Threads are often called "lightweight processes". Whereas a typical process in Unix consists of CPU state (i.e. registers), memory (code, globals, heap and stack), and OS info (such as open files, a process ID, etc), in a thread system there is a larger entity, called a "task", a "pod", or sometimes a "heavyweight process."
Tasks, programs, threads We will alter this definition slightly. For our work, a "task" or "program" will refer to a collection of resources (registers, memory space, file descriptors, network connections, etc.) A thread (or a set of threads) will refer to the active execution (a moving program counter and local variables) through a program. Under these definitions, then, a Unix process is a "task" (the resources defined by the process charged to a user ID) with a single "thread" of execution within it.

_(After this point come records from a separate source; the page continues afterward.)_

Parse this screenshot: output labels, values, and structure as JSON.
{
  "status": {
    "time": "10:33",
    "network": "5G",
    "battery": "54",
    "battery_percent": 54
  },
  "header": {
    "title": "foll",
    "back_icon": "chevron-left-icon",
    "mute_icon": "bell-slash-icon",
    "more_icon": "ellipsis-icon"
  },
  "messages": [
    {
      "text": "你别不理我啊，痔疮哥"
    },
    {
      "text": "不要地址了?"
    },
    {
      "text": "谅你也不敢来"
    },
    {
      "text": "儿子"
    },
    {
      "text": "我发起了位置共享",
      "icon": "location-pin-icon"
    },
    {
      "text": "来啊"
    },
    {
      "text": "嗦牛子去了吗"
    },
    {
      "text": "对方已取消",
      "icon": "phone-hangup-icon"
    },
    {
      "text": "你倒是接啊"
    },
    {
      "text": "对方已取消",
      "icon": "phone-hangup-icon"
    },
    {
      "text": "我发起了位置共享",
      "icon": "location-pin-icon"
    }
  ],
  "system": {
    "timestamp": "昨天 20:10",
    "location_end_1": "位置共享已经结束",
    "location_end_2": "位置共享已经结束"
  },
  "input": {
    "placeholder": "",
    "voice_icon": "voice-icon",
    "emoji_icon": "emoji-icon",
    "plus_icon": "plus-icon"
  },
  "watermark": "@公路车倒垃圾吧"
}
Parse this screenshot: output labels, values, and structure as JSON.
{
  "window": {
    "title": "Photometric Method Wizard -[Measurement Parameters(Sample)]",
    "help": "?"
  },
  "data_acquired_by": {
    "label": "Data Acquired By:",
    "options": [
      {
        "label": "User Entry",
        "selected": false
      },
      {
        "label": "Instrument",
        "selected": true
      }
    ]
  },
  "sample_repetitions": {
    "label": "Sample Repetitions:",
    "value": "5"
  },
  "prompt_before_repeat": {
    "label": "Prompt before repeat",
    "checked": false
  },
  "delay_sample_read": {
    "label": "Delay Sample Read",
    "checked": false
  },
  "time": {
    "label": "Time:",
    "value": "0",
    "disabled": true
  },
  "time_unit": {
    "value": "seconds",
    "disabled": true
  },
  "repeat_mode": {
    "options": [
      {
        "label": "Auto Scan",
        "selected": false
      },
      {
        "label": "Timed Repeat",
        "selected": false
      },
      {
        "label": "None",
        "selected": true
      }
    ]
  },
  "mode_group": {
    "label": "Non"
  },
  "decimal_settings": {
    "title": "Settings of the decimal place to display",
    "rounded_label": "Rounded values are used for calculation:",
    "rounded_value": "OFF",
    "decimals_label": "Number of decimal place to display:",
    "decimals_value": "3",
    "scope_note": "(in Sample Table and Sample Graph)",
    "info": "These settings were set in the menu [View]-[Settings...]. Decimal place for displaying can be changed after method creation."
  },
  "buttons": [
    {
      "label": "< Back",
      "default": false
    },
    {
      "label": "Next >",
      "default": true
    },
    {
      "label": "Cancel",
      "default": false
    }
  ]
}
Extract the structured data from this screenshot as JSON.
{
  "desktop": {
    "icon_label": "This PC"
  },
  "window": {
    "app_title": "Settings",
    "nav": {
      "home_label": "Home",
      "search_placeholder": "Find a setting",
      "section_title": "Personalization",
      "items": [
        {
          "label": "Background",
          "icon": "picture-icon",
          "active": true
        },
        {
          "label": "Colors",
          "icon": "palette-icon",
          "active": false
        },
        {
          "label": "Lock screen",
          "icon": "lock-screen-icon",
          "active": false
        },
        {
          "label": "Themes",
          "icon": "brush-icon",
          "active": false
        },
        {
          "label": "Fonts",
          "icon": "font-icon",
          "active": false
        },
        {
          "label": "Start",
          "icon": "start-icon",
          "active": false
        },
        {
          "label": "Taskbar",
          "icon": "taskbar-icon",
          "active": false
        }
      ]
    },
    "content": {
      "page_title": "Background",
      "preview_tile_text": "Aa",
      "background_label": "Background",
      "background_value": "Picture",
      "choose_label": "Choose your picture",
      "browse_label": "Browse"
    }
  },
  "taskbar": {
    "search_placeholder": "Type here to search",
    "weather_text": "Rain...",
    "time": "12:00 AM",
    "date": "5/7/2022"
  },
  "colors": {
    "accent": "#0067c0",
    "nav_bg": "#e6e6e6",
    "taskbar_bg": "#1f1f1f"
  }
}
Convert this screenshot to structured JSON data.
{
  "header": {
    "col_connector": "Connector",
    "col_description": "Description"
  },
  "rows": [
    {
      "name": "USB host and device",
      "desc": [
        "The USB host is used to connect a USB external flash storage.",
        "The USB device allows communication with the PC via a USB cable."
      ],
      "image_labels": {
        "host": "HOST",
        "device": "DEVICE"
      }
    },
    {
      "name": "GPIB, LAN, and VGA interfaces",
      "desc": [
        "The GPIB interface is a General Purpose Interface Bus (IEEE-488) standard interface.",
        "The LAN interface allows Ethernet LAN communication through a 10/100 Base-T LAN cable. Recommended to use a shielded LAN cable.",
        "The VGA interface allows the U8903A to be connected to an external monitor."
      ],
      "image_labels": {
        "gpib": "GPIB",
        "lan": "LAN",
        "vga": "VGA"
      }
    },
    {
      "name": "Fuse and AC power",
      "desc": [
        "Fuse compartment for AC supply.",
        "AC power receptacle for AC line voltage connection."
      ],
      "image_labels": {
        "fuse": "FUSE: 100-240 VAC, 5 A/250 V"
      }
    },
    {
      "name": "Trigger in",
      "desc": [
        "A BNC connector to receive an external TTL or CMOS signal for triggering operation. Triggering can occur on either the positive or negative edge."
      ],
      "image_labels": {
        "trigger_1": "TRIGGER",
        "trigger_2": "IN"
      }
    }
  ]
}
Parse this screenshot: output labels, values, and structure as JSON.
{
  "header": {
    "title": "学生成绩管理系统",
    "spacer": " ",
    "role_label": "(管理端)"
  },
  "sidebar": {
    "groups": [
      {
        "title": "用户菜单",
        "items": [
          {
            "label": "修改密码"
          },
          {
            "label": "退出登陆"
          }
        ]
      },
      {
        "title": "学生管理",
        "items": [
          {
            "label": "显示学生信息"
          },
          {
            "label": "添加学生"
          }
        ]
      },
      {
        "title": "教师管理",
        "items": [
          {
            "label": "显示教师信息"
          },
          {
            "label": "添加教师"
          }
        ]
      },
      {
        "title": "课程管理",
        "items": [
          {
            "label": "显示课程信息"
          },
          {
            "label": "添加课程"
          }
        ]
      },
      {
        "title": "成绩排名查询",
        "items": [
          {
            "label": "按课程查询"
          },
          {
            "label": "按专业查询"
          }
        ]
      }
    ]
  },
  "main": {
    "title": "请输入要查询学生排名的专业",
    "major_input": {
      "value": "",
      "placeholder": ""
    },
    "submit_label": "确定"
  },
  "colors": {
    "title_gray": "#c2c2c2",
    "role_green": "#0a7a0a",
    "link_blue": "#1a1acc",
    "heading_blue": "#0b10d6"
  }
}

virtual parallel processing When you program with multiple threads explicitly, you assume that they execute simultaneously within their task. In other words, it should appear to you as if each thread is executing on its own CPU, and that all the threads share the same memory, network connections, file descriptors, disk storage, files etc.
program: a list of instructions that direct the machine to perform a desired computation.
state: a set of values contained in a specified set of variables (memory locations).
process: the state associated with a running program.
thread: a fundamental unit of computation
consisting of:
Using these definitions, a program becomes a process when it is initiated.
It may contain one or more threads, each characterized by an individual
program counter and local state variables, all accessing a share global set of
state variables.
This says to create a new thread which runs the given procedure with the given arguments. Sometimes the arguments are omitted, and sometimes only one argument (a (void *)) is allowed. It returns a pointer to the new thread (which I'll call a thread control block or TCB).
This says to wait for the thread represented by tcb to finish executing. Often thread_join() returns an integer or a (void *) as its exit value. You can think of thread_join() as analogous to wait() in Unix --- it waits for the specified thread to complete, and gathers information about the thread's exit status.
To make use of Posix threads in your program, you need to have the following include directive:
#include < pthread.h >And you have to link libpthread.a to your object files. The tricky part is that some Unix and Linux systems build libpthread.a into the standard C library. The easiest way to make sure you get what you are paying for is to use the -lpthread build option.
UNIX> gcc -c main.c UNIX> gcc -o main main.o -lpthread
There's a lot of junk in the pthread library. You can read about it in the various man pages. Start with ``man pthreads''. The two basic primitives defined above are the following in Posix threads:
int pthread_create(pthread_t *new_thread_ID, const pthread_attr_t *attr, void * (*start_func)(void *), void *arg); int pthread_join(pthread_t target_thread, void **status);This isn't too bad, and not too far off from my generic description above. Instead of returning a pointer to a thread control block, pthread_create() has you pass the address of one, and it fills it in. Don't worry about the attr argument -- just use NULL. Then func is the function, and arg is the argument to the function, which is a (void *). When pthread_create returns, the TCB (which uniquely identifies the created thread) is in *new_thread_ID, and the new thread is running func(arg).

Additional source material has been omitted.